The advantage of donating qualified appreciated stock is substantial. By contributing the stock directly, the donor avoids paying capital gains tax on the appreciation, which would have been due if they had sold the stock and then donated the cash proceeds. For example, consider a donor with stock purchased for $50,000 (cost basis) that is now worth $250,000 (FMV). A donation of this qualified stock to a private foundation allows for a $250,000 deduction, and the $200,000 capital gain is never taxed to the donor.
This special rule for qualified appreciated stock makes it a highly effective asset for charitable giving to a private foundation. It allows the donor to make a larger gift at a lower after-tax cost.
The use of a charitable deduction is subject to annual limits based on the donor’s adjusted gross income (AGI). For contributions of capital gain property, such as qualified appreciated stock, to a private non-operating foundation, the deduction is limited to 20% of the donor’s AGI for the tax year.
Donations of the same type of property to a public charity are generally subject to a higher limit of 30% of the donor’s AGI. The lower threshold for private foundations means that donors with very large contributions relative to their income may not be able to deduct the full value of their gift in a single year.
If a donor’s contribution of qualified appreciated stock exceeds the 20% AGI limit in the year of the gift, the excess deduction is not lost. The unused portion can be carried forward and deducted over the next five years, subject to the same 20% AGI limit in each of those subsequent years.
The primary document required by the IRS is Form 8283, Noncash Charitable Contributions. This form must be filed with the donor’s federal income tax return for the year the contribution is made. On this form, the donor must provide a detailed description of the stock, the date it was acquired, the cost basis, and its fair market value on the date of the donation.
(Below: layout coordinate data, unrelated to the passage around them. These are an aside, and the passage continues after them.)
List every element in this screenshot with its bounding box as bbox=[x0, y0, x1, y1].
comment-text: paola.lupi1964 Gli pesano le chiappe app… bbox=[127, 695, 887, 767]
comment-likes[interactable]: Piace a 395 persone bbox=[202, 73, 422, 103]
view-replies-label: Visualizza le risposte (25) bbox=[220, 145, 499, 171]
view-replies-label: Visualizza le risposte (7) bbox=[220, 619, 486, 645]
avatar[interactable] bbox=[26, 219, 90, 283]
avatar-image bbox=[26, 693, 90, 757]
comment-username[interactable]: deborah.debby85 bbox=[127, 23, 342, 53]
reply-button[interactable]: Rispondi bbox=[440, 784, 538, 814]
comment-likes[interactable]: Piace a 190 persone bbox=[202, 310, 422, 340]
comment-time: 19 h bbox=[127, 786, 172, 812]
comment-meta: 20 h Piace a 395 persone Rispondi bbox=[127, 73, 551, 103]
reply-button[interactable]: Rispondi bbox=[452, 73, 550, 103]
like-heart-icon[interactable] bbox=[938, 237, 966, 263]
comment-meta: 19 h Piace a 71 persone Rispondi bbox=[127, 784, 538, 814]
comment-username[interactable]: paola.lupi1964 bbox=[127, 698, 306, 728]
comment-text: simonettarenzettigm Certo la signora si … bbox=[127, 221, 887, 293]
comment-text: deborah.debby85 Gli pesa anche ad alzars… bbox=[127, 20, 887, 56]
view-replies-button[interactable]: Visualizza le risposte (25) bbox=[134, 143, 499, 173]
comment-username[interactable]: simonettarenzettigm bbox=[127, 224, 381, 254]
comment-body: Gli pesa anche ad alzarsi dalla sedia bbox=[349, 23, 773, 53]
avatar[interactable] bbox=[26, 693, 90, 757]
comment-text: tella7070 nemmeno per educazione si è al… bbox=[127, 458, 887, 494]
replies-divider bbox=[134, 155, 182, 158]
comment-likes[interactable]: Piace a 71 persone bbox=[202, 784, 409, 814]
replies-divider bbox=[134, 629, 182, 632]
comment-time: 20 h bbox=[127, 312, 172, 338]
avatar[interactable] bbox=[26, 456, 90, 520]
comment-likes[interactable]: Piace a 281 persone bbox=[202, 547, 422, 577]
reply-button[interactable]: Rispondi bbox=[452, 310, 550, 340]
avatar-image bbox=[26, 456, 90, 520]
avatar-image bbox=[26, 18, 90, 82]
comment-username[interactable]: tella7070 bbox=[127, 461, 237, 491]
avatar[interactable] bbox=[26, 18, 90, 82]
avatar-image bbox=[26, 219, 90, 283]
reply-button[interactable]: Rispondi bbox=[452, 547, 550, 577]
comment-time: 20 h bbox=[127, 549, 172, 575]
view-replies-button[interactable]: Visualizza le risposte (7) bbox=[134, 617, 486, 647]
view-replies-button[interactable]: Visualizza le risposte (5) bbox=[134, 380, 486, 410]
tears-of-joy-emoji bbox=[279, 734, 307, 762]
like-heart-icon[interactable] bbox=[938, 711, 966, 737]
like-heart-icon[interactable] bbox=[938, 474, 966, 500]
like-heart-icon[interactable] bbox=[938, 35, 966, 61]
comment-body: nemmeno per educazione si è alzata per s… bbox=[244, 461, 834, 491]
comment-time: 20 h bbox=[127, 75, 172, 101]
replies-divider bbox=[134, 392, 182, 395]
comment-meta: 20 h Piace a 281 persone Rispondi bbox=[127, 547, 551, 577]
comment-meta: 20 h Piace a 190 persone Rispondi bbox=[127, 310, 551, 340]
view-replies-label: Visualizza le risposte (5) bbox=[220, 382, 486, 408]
For noncash contributions valued at more than $5,000, substantiation requirements become more stringent. While noncash contributions over $5,000 often require a qualified appraisal, an exception exists for publicly traded securities. Donations of qualified appreciated stock do not require a formal appraisal, even when valued over $5,000.
In addition to Form 8283, the donor must secure a contemporaneous written acknowledgment from the private foundation for any contribution of $250 or more. To be considered “contemporaneous,” the donor must receive this acknowledgment by the earlier of the date they file their tax return or the due date of the return. The document must include:
When a private foundation receives a donation of appreciated stock, the foundation takes on the donor’s original cost basis in the stock, a concept known as “carry-over basis.” The primary tax event for the foundation occurs when it decides to sell the donated securities. Upon sale, the foundation must pay a modest excise tax on its net investment income.
This excise tax is currently set at a rate of 1.39% and is applied to the net capital gains realized from the sale of the stock. The capital gain is calculated as the difference between the sale price and the donor’s original cost basis. The rate is significantly lower than the capital gains tax rates that would apply to an individual taxpayer.
The foundation must also follow rules regarding “excess business holdings.” These regulations prevent a private foundation and its disqualified persons—such as major donors and foundation managers—from collectively owning a significant stake in a business enterprise. Generally, their combined ownership is limited to 20% of the voting stock of an incorporated business. If a stock donation results in the foundation exceeding this threshold, it is required to divest itself of the excess holdings, typically within a five-year period, to avoid substantial penalty taxes.